Milan's public institutions are sitting on a problem they largely created themselves. Across city departments, cultural foundations, and the sprawling Milan-Cortina 2026 organising committee, digital image libraries have accumulated duplicate files on a scale that is now forcing a systematic cleanup — one that administrators and technology contractors are scrambling to complete before the Winter Olympics open in February.
The roots of the problem stretch back roughly a decade, to the period when Porta Nuova transformed from a construction site into the skyline-defining district it is today. Between 2012 and 2018, multiple agencies — the Comune di Milano, private developers, and the Milan Chamber of Commerce — were simultaneously photographing and archiving the same landmarks, events, and infrastructure projects with no shared protocol. Every team used its own folder structure, its own naming conventions, and its own cloud or on-premise storage. The result was predictable: the same aerial shot of the Bosco Verticale, or the same press image from a Salone del Mobile opening at the Fiera Milano in Rho, could exist in four or five separate institutional libraries at once.
A Problem That Compound Interest Made Worse
The issue did not stay confined to municipal archives. Milan's fashion and design economy runs on visual content. Showrooms along Via Montenapoleone, press offices at the Camera Nazionale della Moda Italiana, and the digital teams behind events like Fuorisalone in the Brera Design District have each built independent image databases over the years. Industry estimates from the European Digital Media Observatory, published in its 2024 annual report, suggested that large creative-sector organisations across EU cities waste between 15 and 22 percent of digital storage capacity on duplicate or near-duplicate files.

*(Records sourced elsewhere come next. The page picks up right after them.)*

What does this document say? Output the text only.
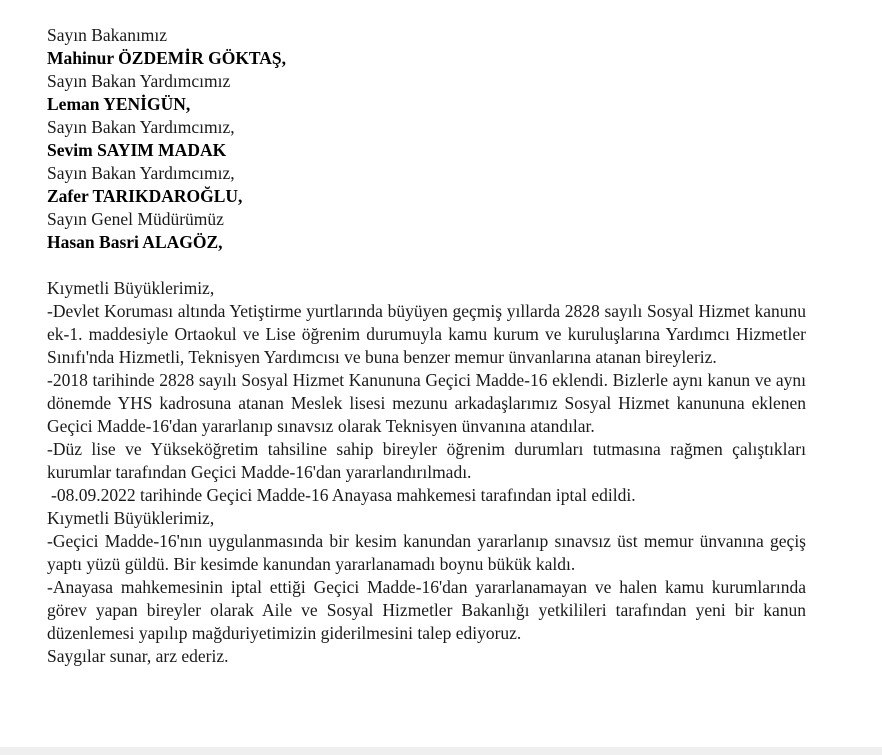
Sayın Bakanımız

Mahinur ÖZDEMİR GÖKTAŞ,

Sayın Bakan Yardımcımız

Leman YENİGÜN,

Sayın Bakan Yardımcımız,

Sevim SAYIM MADAK

Sayın Bakan Yardımcımız,

Zafer TARIKDAROĞLU,

Sayın Genel Müdürümüz

Hasan Basri ALAGÖZ,

Kıymetli Büyüklerimiz,

-Devlet Koruması altında Yetiştirme yurtlarında büyüyen geçmiş yıllarda 2828 sayılı Sosyal Hizmet kanunu ek-1. maddesiyle Ortaokul ve Lise öğrenim durumuyla kamu kurum ve kuruluşlarına Yardımcı Hizmetler Sınıfı'nda Hizmetli, Teknisyen Yardımcısı ve buna benzer memur ünvanlarına atanan bireyleriz.

-2018 tarihinde 2828 sayılı Sosyal Hizmet Kanununa Geçici Madde-16 eklendi. Bizlerle aynı kanun ve aynı dönemde YHS kadrosuna atanan Meslek lisesi mezunu arkadaşlarımız Sosyal Hizmet kanununa eklenen Geçici Madde-16'dan yararlanıp sınavsız olarak Teknisyen ünvanına atandılar.

-Düz lise ve Yükseköğretim tahsiline sahip bireyler öğrenim durumları tutmasına rağmen çalıştıkları kurumlar tarafından Geçici Madde-16'dan yararlandırılmadı.

-08.09.2022 tarihinde Geçici Madde-16 Anayasa mahkemesi tarafından iptal edildi.

Kıymetli Büyüklerimiz,

-Geçici Madde-16'nın uygulanmasında bir kesim kanundan yararlanıp sınavsız üst memur ünvanına geçiş yaptı yüzü güldü. Bir kesimde kanundan yararlanamadı boynu bükük kaldı.

-Anayasa mahkemesinin iptal ettiği Geçici Madde-16'dan yararlanamayan ve halen kamu kurumlarında görev yapan bireyler olarak Aile ve Sosyal Hizmetler Bakanlığı yetkilileri tarafından yeni bir kanun düzenlemesi yapılıp mağduriyetimizin giderilmesini talep ediyoruz.

Saygılar sunar, arz ederiz.
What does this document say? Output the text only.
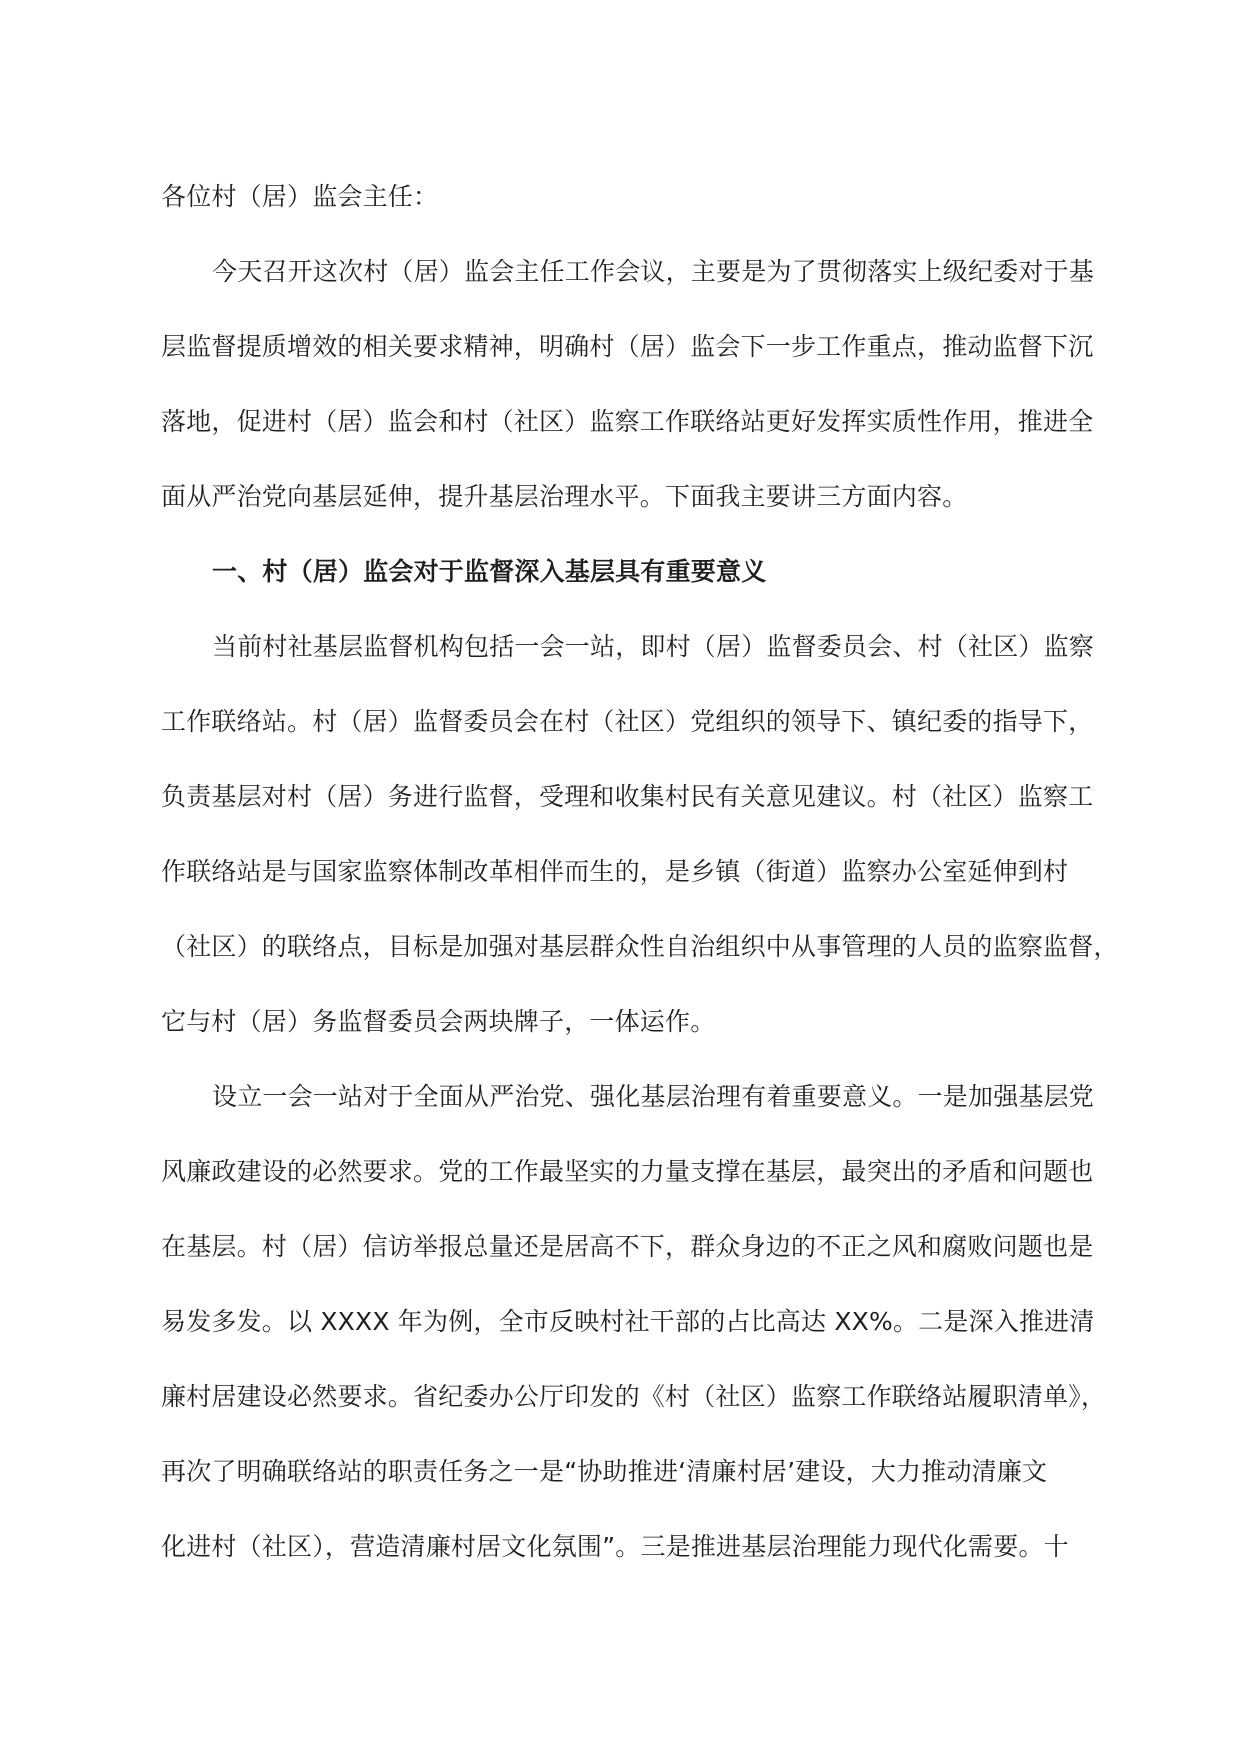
各位村（居）监会主任：
今天召开这次村（居）监会主任工作会议，主要是为了贯彻落实上级纪委对于基
层监督提质增效的相关要求精神，明确村（居）监会下一步工作重点，推动监督下沉
落地，促进村（居）监会和村（社区）监察工作联络站更好发挥实质性作用，推进全
面从严治党向基层延伸，提升基层治理水平。下面我主要讲三方面内容。
一、村（居）监会对于监督深入基层具有重要意义
当前村社基层监督机构包括一会一站，即村（居）监督委员会、村（社区）监察
工作联络站。村（居）监督委员会在村（社区）党组织的领导下、镇纪委的指导下，
负责基层对村（居）务进行监督，受理和收集村民有关意见建议。村（社区）监察工
作联络站是与国家监察体制改革相伴而生的，是乡镇（街道）监察办公室延伸到村
（社区）的联络点，目标是加强对基层群众性自治组织中从事管理的人员的监察监督，
它与村（居）务监督委员会两块牌子，一体运作。
设立一会一站对于全面从严治党、强化基层治理有着重要意义。一是加强基层党
风廉政建设的必然要求。党的工作最坚实的力量支撑在基层，最突出的矛盾和问题也
在基层。村（居）信访举报总量还是居高不下，群众身边的不正之风和腐败问题也是
易发多发。以 XXXX 年为例，全市反映村社干部的占比高达 XX%。二是深入推进清
廉村居建设必然要求。省纪委办公厅印发的《村（社区）监察工作联络站履职清单》，
再次了明确联络站的职责任务之一是“协助推进‘清廉村居’建设，大力推动清廉文
化进村（社区），营造清廉村居文化氛围”。三是推进基层治理能力现代化需要。十
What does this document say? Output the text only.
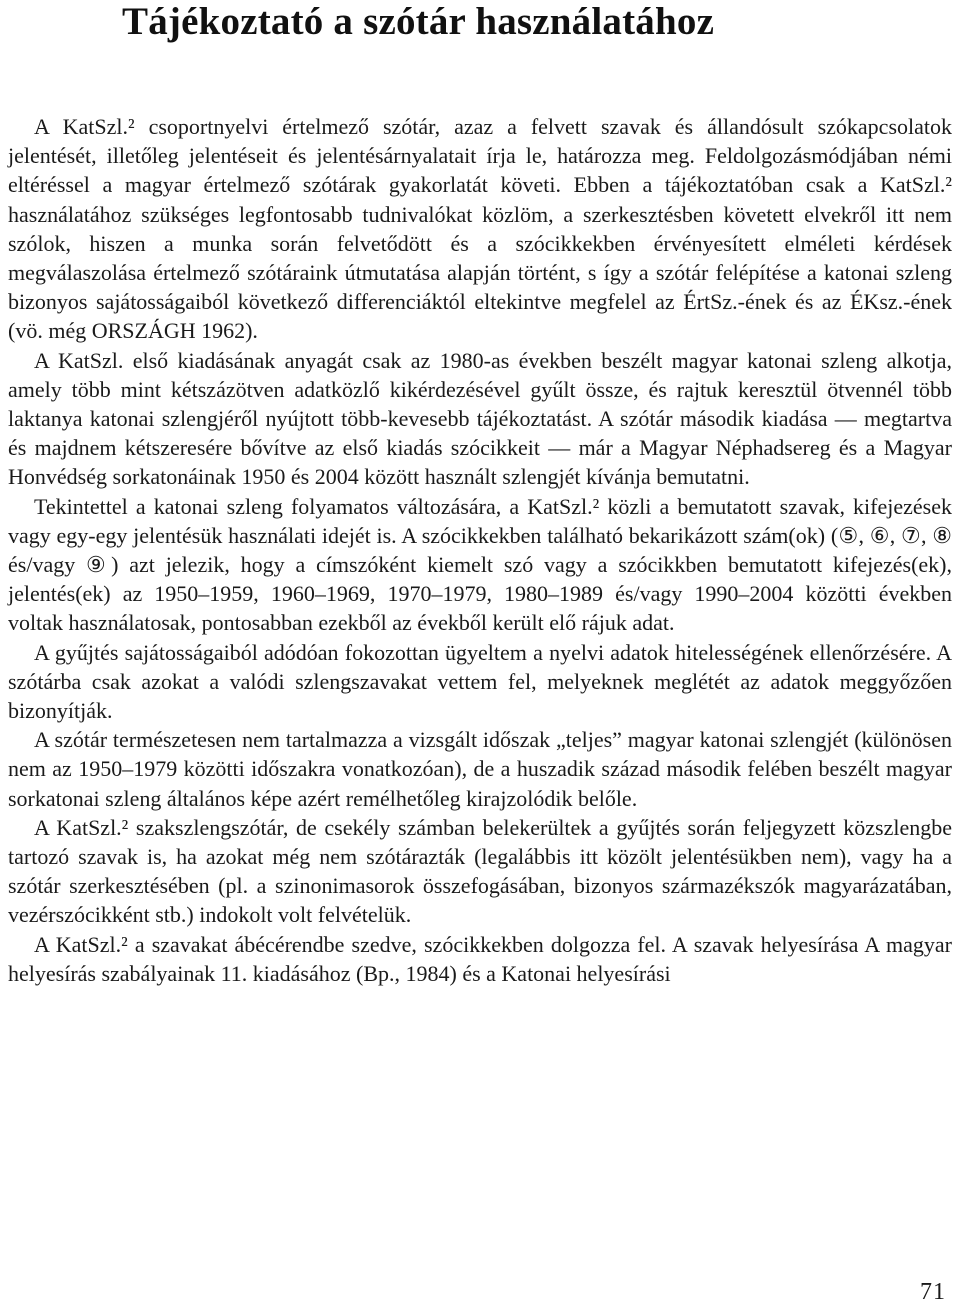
Tájékoztató a szótár használatához

A KatSzl.² csoportnyelvi értelmező szótár, azaz a felvett szavak és állandósult szókapcsolatok jelentését, illetőleg jelentéseit és jelentésárnyalatait írja le, határozza meg. Feldolgozásmódjában némi eltéréssel a magyar értelmező szótárak gyakorlatát követi. Ebben a tájékoztatóban csak a KatSzl.² használatához szükséges legfontosabb tudnivalókat közlöm, a szerkesztésben követett elvekről itt nem szólok, hiszen a munka során felvetődött és a szócikkekben érvényesített elméleti kérdések megválaszolása értelmező szótáraink útmutatása alapján történt, s így a szótár felépítése a katonai szleng bizonyos sajátosságaiból következő differenciáktól eltekintve megfelel az ÉrtSz.-ének és az ÉKsz.-ének (vö. még ORSZÁGH 1962).

A KatSzl. első kiadásának anyagát csak az 1980-as években beszélt magyar katonai szleng alkotja, amely több mint kétszázötven adatközlő kikérdezésével gyűlt össze, és rajtuk keresztül ötvennél több laktanya katonai szlengjéről nyújtott több-kevesebb tájékoztatást. A szótár második kiadása — megtartva és majdnem kétszeresére bővítve az első kiadás szócikkeit — már a Magyar Néphadsereg és a Magyar Honvédség sorkatonáinak 1950 és 2004 között használt szlengjét kívánja bemutatni.

Tekintettel a katonai szleng folyamatos változására, a KatSzl.² közli a bemutatott szavak, kifejezések vagy egy-egy jelentésük használati idejét is. A szócikkekben található bekarikázott szám(ok) (⑤, ⑥, ⑦, ⑧ és/vagy ⑨) azt jelezik, hogy a címszóként kiemelt szó vagy a szócikkben bemutatott kifejezés(ek), jelentés(ek) az 1950–1959, 1960–1969, 1970–1979, 1980–1989 és/vagy 1990–2004 közötti években voltak használatosak, pontosabban ezekből az évekből került elő rájuk adat.

A gyűjtés sajátosságaiból adódóan fokozottan ügyeltem a nyelvi adatok hitelességének ellenőrzésére. A szótárba csak azokat a valódi szlengszavakat vettem fel, melyeknek meglétét az adatok meggyőzően bizonyítják.

A szótár természetesen nem tartalmazza a vizsgált időszak „teljes” magyar katonai szlengjét (különösen nem az 1950–1979 közötti időszakra vonatkozóan), de a huszadik század második felében beszélt magyar sorkatonai szleng általános képe azért remélhetőleg kirajzolódik belőle.

A KatSzl.² szakszlengszótár, de csekély számban belekerültek a gyűjtés során feljegyzett közszlengbe tartozó szavak is, ha azokat még nem szótárazták (legalábbis itt közölt jelentésükben nem), vagy ha a szótár szerkesztésében (pl. a szinonimasorok összefogásában, bizonyos származékszók magyarázatában, vezérszócikként stb.) indokolt volt felvételük.

A KatSzl.² a szavakat ábécérendbe szedve, szócikkekben dolgozza fel. A szavak helyesírása A magyar helyesírás szabályainak 11. kiadásához (Bp., 1984) és a Katonai helyesírási

71
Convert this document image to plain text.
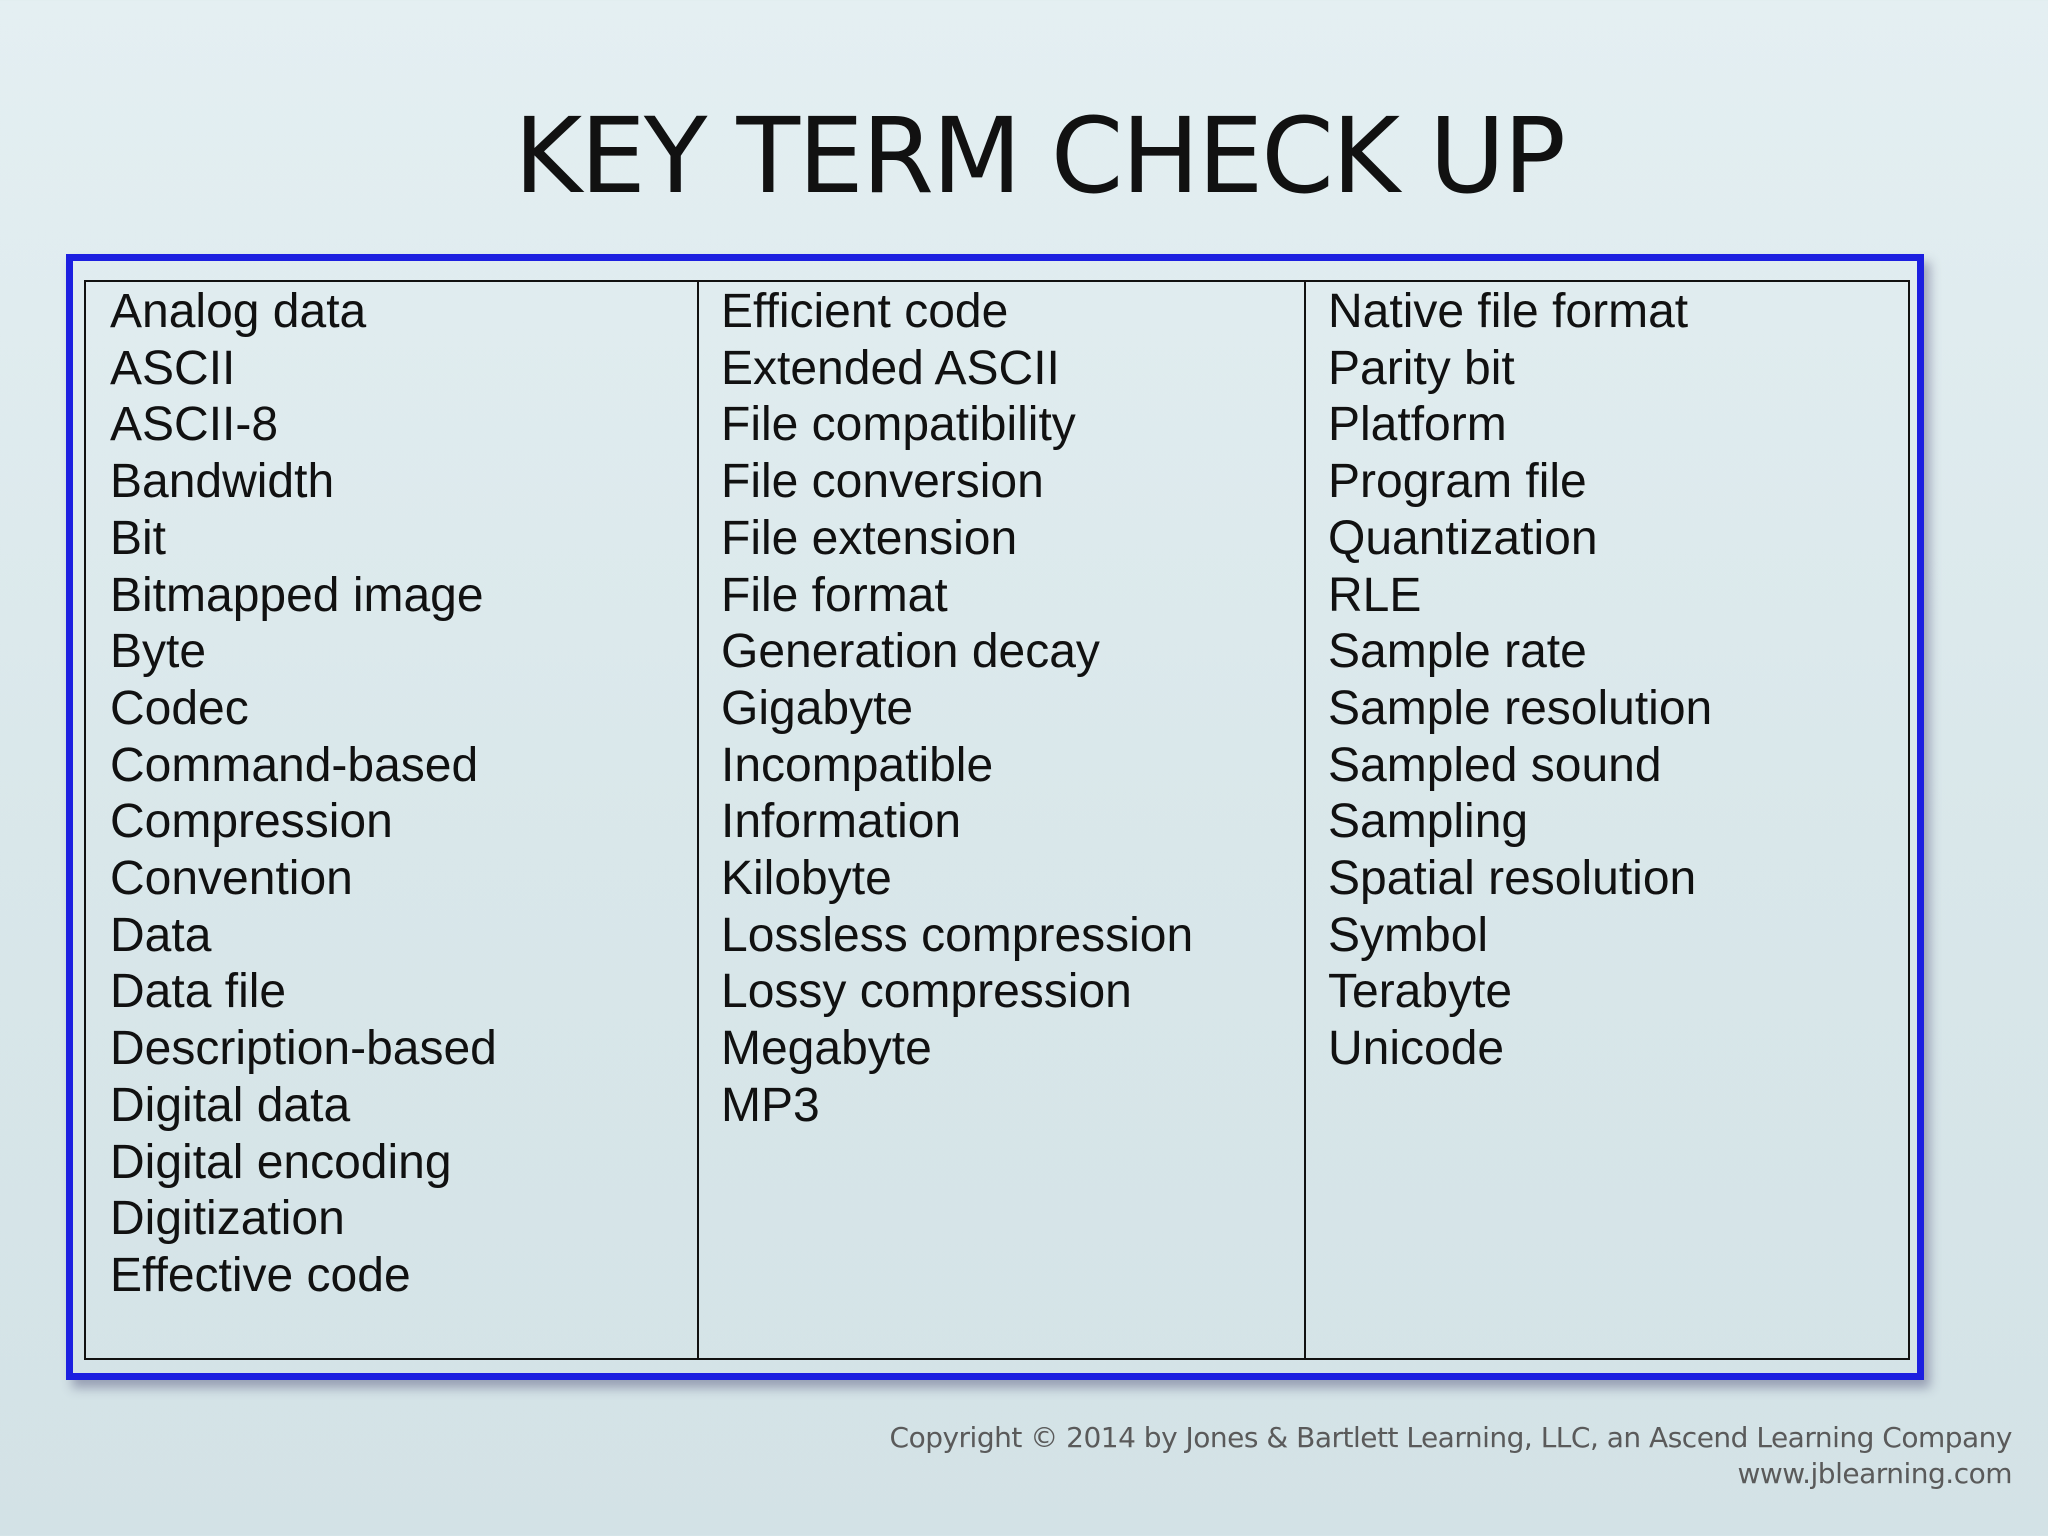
KEY TERM CHECK UP
Analog data
ASCII
ASCII-8
Bandwidth
Bit
Bitmapped image
Byte
Codec
Command-based
Compression
Convention
Data
Data file
Description-based
Digital data
Digital encoding
Digitization
Effective code
Efficient code
Extended ASCII
File compatibility
File conversion
File extension
File format
Generation decay
Gigabyte
Incompatible
Information
Kilobyte
Lossless compression
Lossy compression
Megabyte
MP3
Native file format
Parity bit
Platform
Program file
Quantization
RLE
Sample rate
Sample resolution
Sampled sound
Sampling
Spatial resolution
Symbol
Terabyte
Unicode
Copyright © 2014 by Jones & Bartlett Learning, LLC, an Ascend Learning Company
www.jblearning.com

For organisations working at Milan's volume of fashion weeks, trade fairs, and now Olympic preparation, those percentages translate into tangible costs.
Storage is not free. Enterprise cloud contracts for institutions of the size of the Fondazione Fiera Milano or the Milan metropolitan authority typically run into six-figure euro sums annually, and redundant files drive those costs upward without delivering any informational value. The Milan-Cortina 2026 organising committee, headquartered in the former Palazzo delle Scintille space near Piazza Sempione, accelerated this reckoning when it began consolidating visual assets from dozens of partner bodies in 2025 ahead of broadcast and licensing deadlines.
The trigger for active remediation came in late 2025, when the organising committee's technology partners flagged that its media library contained more than 300,000 image files, a significant proportion of which were duplicates ingested from municipal tourism boards, regional sports federations, and the provincial government in Cortina d'Ampezzo. Clearing and cataloguing that library became a contractual prerequisite for licensing agreements with broadcast partners.
What the Cleanup Actually Involves
Duplicate image replacement — the process of identifying redundant files, selecting a canonical master version, replacing references to duplicates across all linked systems, and then deleting the surplus — is technically straightforward but administratively complex. For Milan, the complication is that image references are embedded in legacy content management systems, some of which were built before responsive web design was standard, including the older layers of the Comune di Milano's public-facing portal at comune.milano.it.
Technology teams are using perceptual hashing tools, which compare images mathematically rather than pixel-by-pixel, to flag near-duplicates that differ only in compression level or colour profile. The work is being carried out in phases, starting with the Olympic media library, then moving to the municipal tourism archive, and eventually to the Biblioteca Nazionale Braidense's digitisation project on Via Brera, where scanned historical photographs represent a separate and more delicate deduplication challenge.
For organisations outside the public sector — the design studios of Zona Tortona, the press offices along Corso Como — the practical advice from digital asset management specialists is consistent: establish a single source of truth before ingesting new material, not after. The cost of retroactive cleanup, both in contractor hours and in the disruption to publishing workflows, is considerably higher than the cost of enforcing a naming and metadata standard from the outset. Milan's institutions are learning that lesson at Olympic scale, and with an opening ceremony deadline that will not move.